Un autre rôle est de booster les supporters en leur donnant des fonctions spécifiques. Lors d’une campagne il faut éviter des problèmes de division et veiller à la coordination de ses forces vives. Jusque-là le Parti Travailliste est maître sur le terrain. Les autres partis ont dérapé de par des campagnes communales, castéistes et familiales. La population de Belle Rose-Quatre Bornes est plus ou moins acquise au profil, à l’approche du candidat rouge. Mais faut-il encore vivre la grande journée de la fidélité et de la promesse de vote. Une campagne ne s’arrête jamais à mi-chemin.

Jugement sur les candidats

Il n’y a pas très longtemps de cela qu’on parlait de Gaëtan Duval, le charismatique King Creole et de Navin Ramgoolam, le charismatique leader rouge, qui ont été adulés dans leur fief de Curepipe et de Triolet respectivement. L’un n’y est plus et l’autre se défend bien.
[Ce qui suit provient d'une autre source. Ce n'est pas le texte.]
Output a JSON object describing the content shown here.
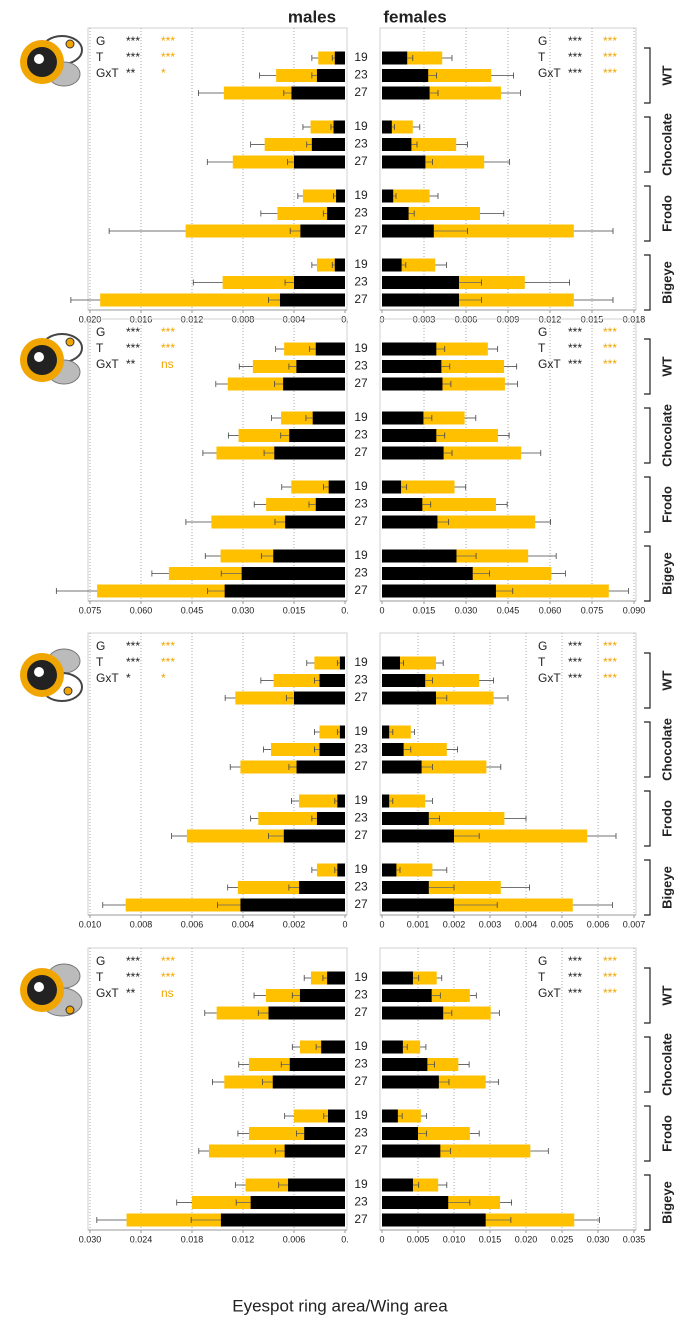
{
  "xlabel": "Eyespot ring area/Wing area",
  "chart_data": [
    {
      "type": "bar",
      "orientation": "horizontal",
      "title": "males",
      "categories": [
        "19",
        "23",
        "27",
        "19",
        "23",
        "27",
        "19",
        "23",
        "27",
        "19",
        "23",
        "27"
      ],
      "xlim": [
        0.02,
        0
      ],
      "xticks": [
        {
          "value": 0.02,
          "label": "0.020"
        },
        0.016,
        0.012,
        0.008,
        0.004,
        {
          "value": 0,
          "label": "0."
        }
      ],
      "grid": true,
      "stats": {
        "labels": [
          "G",
          "T",
          "GxT"
        ],
        "black": [
          "***",
          "***",
          "**"
        ],
        "yellow": [
          "***",
          "***",
          "*"
        ]
      },
      "series": [
        {
          "color": "#ffc000",
          "values": [
            0.0021,
            0.0054,
            0.0095,
            0.0027,
            0.0063,
            0.0088,
            0.0033,
            0.0053,
            0.0125,
            0.0022,
            0.0096,
            0.0192
          ],
          "errors": [
            0.0005,
            0.0013,
            0.002,
            0.0006,
            0.0011,
            0.002,
            0.0004,
            0.0013,
            0.006,
            0.0004,
            0.0023,
            0.0023
          ]
        },
        {
          "color": "#000000",
          "values": [
            0.0008,
            0.0022,
            0.0042,
            0.0009,
            0.0026,
            0.004,
            0.0007,
            0.0014,
            0.0035,
            0.0008,
            0.004,
            0.0051
          ],
          "errors": [
            0.0002,
            0.0004,
            0.0006,
            0.0002,
            0.0004,
            0.0005,
            0.0002,
            0.0003,
            0.0008,
            0.0002,
            0.0007,
            0.0009
          ]
        }
      ]
    },
    {
      "type": "bar",
      "orientation": "horizontal",
      "title": "females",
      "groups": [
        "WT",
        "Chocolate",
        "Frodo",
        "Bigeye"
      ],
      "xlim": [
        0,
        0.018
      ],
      "xticks": [
        0,
        0.003,
        0.006,
        0.009,
        0.012,
        0.015,
        0.018
      ],
      "grid": true,
      "stats": {
        "labels": [
          "G",
          "T",
          "GxT"
        ],
        "black": [
          "***",
          "***",
          "***"
        ],
        "yellow": [
          "***",
          "***",
          "***"
        ]
      },
      "series": [
        {
          "color": "#ffc000",
          "values": [
            0.0043,
            0.0078,
            0.0085,
            0.0022,
            0.0053,
            0.0073,
            0.0034,
            0.007,
            0.0137,
            0.0038,
            0.0102,
            0.0137
          ],
          "errors": [
            0.0007,
            0.0016,
            0.0014,
            0.0005,
            0.0008,
            0.0018,
            0.0006,
            0.0017,
            0.0028,
            0.0008,
            0.0032,
            0.0028
          ]
        },
        {
          "color": "#000000",
          "values": [
            0.0018,
            0.0033,
            0.0034,
            0.0007,
            0.0021,
            0.0031,
            0.0008,
            0.0019,
            0.0037,
            0.0014,
            0.0055,
            0.0055
          ],
          "errors": [
            0.0004,
            0.0006,
            0.0006,
            0.0002,
            0.0004,
            0.0005,
            0.0002,
            0.0004,
            0.0024,
            0.0003,
            0.0016,
            0.0016
          ]
        }
      ]
    },
    {
      "type": "bar",
      "orientation": "horizontal",
      "categories": [
        "19",
        "23",
        "27",
        "19",
        "23",
        "27",
        "19",
        "23",
        "27",
        "19",
        "23",
        "27"
      ],
      "xlim": [
        0.075,
        0
      ],
      "xticks": [
        0.075,
        {
          "value": 0.06,
          "label": "0.060"
        },
        0.045,
        {
          "value": 0.03,
          "label": "0.030"
        },
        0.015,
        {
          "value": 0,
          "label": "0."
        }
      ],
      "grid": true,
      "stats": {
        "labels": [
          "G",
          "T",
          "GxT"
        ],
        "black": [
          "***",
          "***",
          "**"
        ],
        "yellow": [
          "***",
          "***",
          "ns"
        ]
      },
      "series": [
        {
          "color": "#ffc000",
          "values": [
            0.0179,
            0.0271,
            0.0345,
            0.0188,
            0.0313,
            0.0378,
            0.0158,
            0.0232,
            0.0393,
            0.0366,
            0.0518,
            0.0729
          ],
          "errors": [
            0.0025,
            0.004,
            0.0035,
            0.0028,
            0.003,
            0.004,
            0.0028,
            0.0035,
            0.0075,
            0.0045,
            0.005,
            0.012
          ]
        },
        {
          "color": "#000000",
          "values": [
            0.0086,
            0.0143,
            0.0182,
            0.0095,
            0.0164,
            0.0208,
            0.0048,
            0.0086,
            0.0176,
            0.0211,
            0.0304,
            0.0354
          ],
          "errors": [
            0.0018,
            0.0022,
            0.0025,
            0.002,
            0.0025,
            0.003,
            0.0015,
            0.002,
            0.003,
            0.0035,
            0.006,
            0.005
          ]
        }
      ]
    },
    {
      "type": "bar",
      "orientation": "horizontal",
      "groups": [
        "WT",
        "Chocolate",
        "Frodo",
        "Bigeye"
      ],
      "xlim": [
        0,
        0.09
      ],
      "xticks": [
        0,
        0.015,
        {
          "value": 0.03,
          "label": "0.030"
        },
        0.045,
        {
          "value": 0.06,
          "label": "0.060"
        },
        0.075,
        {
          "value": 0.09,
          "label": "0.090"
        }
      ],
      "grid": true,
      "stats": {
        "labels": [
          "G",
          "T",
          "GxT"
        ],
        "black": [
          "***",
          "***",
          "***"
        ],
        "yellow": [
          "***",
          "***",
          "***"
        ]
      },
      "series": [
        {
          "color": "#ffc000",
          "values": [
            0.0378,
            0.0436,
            0.0439,
            0.0295,
            0.0414,
            0.0497,
            0.0259,
            0.0407,
            0.0547,
            0.0522,
            0.0605,
            0.081
          ],
          "errors": [
            0.0035,
            0.0045,
            0.0045,
            0.004,
            0.004,
            0.007,
            0.004,
            0.004,
            0.0055,
            0.01,
            0.005,
            0.007
          ]
        },
        {
          "color": "#000000",
          "values": [
            0.0194,
            0.0212,
            0.0216,
            0.0148,
            0.0194,
            0.022,
            0.0068,
            0.0144,
            0.0198,
            0.0266,
            0.0324,
            0.0407
          ],
          "errors": [
            0.003,
            0.003,
            0.003,
            0.003,
            0.003,
            0.003,
            0.002,
            0.003,
            0.004,
            0.007,
            0.006,
            0.006
          ]
        }
      ]
    },
    {
      "type": "bar",
      "orientation": "horizontal",
      "categories": [
        "19",
        "23",
        "27",
        "19",
        "23",
        "27",
        "19",
        "23",
        "27",
        "19",
        "23",
        "27"
      ],
      "xlim": [
        0.01,
        0
      ],
      "xticks": [
        {
          "value": 0.01,
          "label": "0.010"
        },
        0.008,
        0.006,
        0.004,
        0.002,
        0
      ],
      "grid": true,
      "stats": {
        "labels": [
          "G",
          "T",
          "GxT"
        ],
        "black": [
          "***",
          "***",
          "*"
        ],
        "yellow": [
          "***",
          "***",
          "*"
        ]
      },
      "series": [
        {
          "color": "#ffc000",
          "values": [
            0.0012,
            0.0028,
            0.0043,
            0.001,
            0.0029,
            0.0041,
            0.0018,
            0.0034,
            0.0062,
            0.0011,
            0.0042,
            0.0086
          ],
          "errors": [
            0.0003,
            0.0005,
            0.0004,
            0.0002,
            0.0003,
            0.0004,
            0.0003,
            0.0003,
            0.0006,
            0.0002,
            0.0004,
            0.0009
          ]
        },
        {
          "color": "#000000",
          "values": [
            0.0002,
            0.001,
            0.002,
            0.0002,
            0.001,
            0.0019,
            0.0003,
            0.0011,
            0.0024,
            0.0003,
            0.0018,
            0.0041
          ],
          "errors": [
            0.0001,
            0.0002,
            0.0003,
            0.0001,
            0.0002,
            0.0003,
            0.0001,
            0.0002,
            0.0006,
            0.0001,
            0.0004,
            0.0009
          ]
        }
      ]
    },
    {
      "type": "bar",
      "orientation": "horizontal",
      "groups": [
        "WT",
        "Chocolate",
        "Frodo",
        "Bigeye"
      ],
      "xlim": [
        0,
        0.007
      ],
      "xticks": [
        0,
        0.001,
        0.002,
        0.003,
        0.004,
        0.005,
        0.006,
        0.007
      ],
      "grid": true,
      "stats": {
        "labels": [
          "G",
          "T",
          "GxT"
        ],
        "black": [
          "***",
          "***",
          "***"
        ],
        "yellow": [
          "***",
          "***",
          "***"
        ]
      },
      "series": [
        {
          "color": "#ffc000",
          "values": [
            0.0015,
            0.0027,
            0.0031,
            0.0008,
            0.0018,
            0.0029,
            0.0012,
            0.0034,
            0.0057,
            0.0014,
            0.0033,
            0.0053
          ],
          "errors": [
            0.0002,
            0.0004,
            0.0004,
            0.0001,
            0.0003,
            0.0004,
            0.0002,
            0.0006,
            0.0008,
            0.0004,
            0.0008,
            0.0011
          ]
        },
        {
          "color": "#000000",
          "values": [
            0.0005,
            0.0012,
            0.0015,
            0.0002,
            0.0006,
            0.0011,
            0.0002,
            0.0013,
            0.002,
            0.0004,
            0.0013,
            0.002
          ],
          "errors": [
            0.0001,
            0.0002,
            0.0003,
            0.0001,
            0.0002,
            0.0003,
            0.0001,
            0.0003,
            0.0007,
            0.0001,
            0.0007,
            0.0012
          ]
        }
      ]
    },
    {
      "type": "bar",
      "orientation": "horizontal",
      "categories": [
        "19",
        "23",
        "27",
        "19",
        "23",
        "27",
        "19",
        "23",
        "27",
        "19",
        "23",
        "27"
      ],
      "xlim": [
        0.03,
        0
      ],
      "xticks": [
        {
          "value": 0.03,
          "label": "0.030"
        },
        0.024,
        0.018,
        0.012,
        0.006,
        {
          "value": 0,
          "label": "0."
        }
      ],
      "grid": true,
      "stats": {
        "labels": [
          "G",
          "T",
          "GxT"
        ],
        "black": [
          "***",
          "***",
          "**"
        ],
        "yellow": [
          "***",
          "***",
          "ns"
        ]
      },
      "series": [
        {
          "color": "#ffc000",
          "values": [
            0.004,
            0.0093,
            0.0151,
            0.0053,
            0.0113,
            0.0142,
            0.006,
            0.0113,
            0.016,
            0.0117,
            0.018,
            0.0257
          ],
          "errors": [
            0.0008,
            0.0014,
            0.0014,
            0.0009,
            0.0012,
            0.0014,
            0.0011,
            0.0013,
            0.0012,
            0.0012,
            0.0018,
            0.0035
          ]
        },
        {
          "color": "#000000",
          "values": [
            0.0021,
            0.0053,
            0.009,
            0.0028,
            0.0065,
            0.0085,
            0.002,
            0.0048,
            0.0071,
            0.0067,
            0.0111,
            0.0146
          ],
          "errors": [
            0.0005,
            0.0009,
            0.0012,
            0.0006,
            0.001,
            0.0012,
            0.0005,
            0.0009,
            0.0011,
            0.0011,
            0.0017,
            0.0035
          ]
        }
      ]
    },
    {
      "type": "bar",
      "orientation": "horizontal",
      "groups": [
        "WT",
        "Chocolate",
        "Frodo",
        "Bigeye"
      ],
      "xlim": [
        0,
        0.035
      ],
      "xticks": [
        0,
        0.005,
        {
          "value": 0.01,
          "label": "0.010"
        },
        0.015,
        {
          "value": 0.02,
          "label": "0.020"
        },
        0.025,
        {
          "value": 0.03,
          "label": "0.030"
        },
        0.035
      ],
      "grid": true,
      "stats": {
        "labels": [
          "G",
          "T",
          "GxT"
        ],
        "black": [
          "***",
          "***",
          "***"
        ],
        "yellow": [
          "***",
          "***",
          "***"
        ]
      },
      "series": [
        {
          "color": "#ffc000",
          "values": [
            0.0076,
            0.0122,
            0.0151,
            0.0053,
            0.0106,
            0.0144,
            0.0054,
            0.0122,
            0.0206,
            0.0078,
            0.0164,
            0.0267
          ],
          "errors": [
            0.0007,
            0.0009,
            0.0012,
            0.0008,
            0.0015,
            0.0018,
            0.0008,
            0.0013,
            0.0025,
            0.0012,
            0.0016,
            0.0035
          ]
        },
        {
          "color": "#000000",
          "values": [
            0.0043,
            0.0069,
            0.0085,
            0.0029,
            0.0063,
            0.0079,
            0.0022,
            0.005,
            0.0081,
            0.0043,
            0.0092,
            0.0144
          ],
          "errors": [
            0.0008,
            0.0012,
            0.0012,
            0.0006,
            0.001,
            0.0014,
            0.0006,
            0.0012,
            0.0014,
            0.0008,
            0.003,
            0.0035
          ]
        }
      ]
    }
  ]
}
Navin Ramgoolam a raison de dire lors du lancement de la campagne du Parti Travailliste qu’on ne fabrique pas un leader charismatique. Tout comme on ne fabrique pas un professeur qui en a la vocation et subjugue ses étudiants, on ne fabrique pas un artiste de la trempe de Malcolm de Chazal, un musicien comme Ti frère.

Depuis déjà quelques années, on a vu émerger d’autres hommes politiques comme Paul Bérenger qui ont su rallier des intellectuels et idéalistes mais sans arriver les tenir tous en bride. Que voit-on aujourd’hui ? Des jeunes qui n’ont pas reçu une formation les rendant capables d’exercer un mandat électoral. Des plus âgés assez frustrés par le régime actuel et qui veulent convaincre que la politique, c’est aussi pour eux. Milite-t-on vraiment pour la promotion politique d’une nouvelle classe sociale ou d’une jeunesse, gage d’une Ile Maurice stable, unifiée et en phase avec le développement ? Cette pratique est loin d’être satisfaite.

On entend souvent qu’il faut changer les habitudes électorales, assurer la transition en donnant plus de chances aux jeunes. Mais le résultat est tel parfois avec les gates qui se multiplient concernant les jeunes qu’on finit par recueillir comme commentaires – tout sauf les jeunes ! Un candidat est jugé sur la campagne qui doit inspirer confiance. Quelle philosophie le ou la guide ? S’il sait défendre son idéal et celui de son parti, le message passe bien. Il faut aussi avoir un rôle sur la scène médiatique locale.

Il faut servir la nation mais ne pas se desservir par des faux pas. La politique de proximité est cruciale. Un ou une activiste lors d’une campagne est plus que jamais « la main droite ».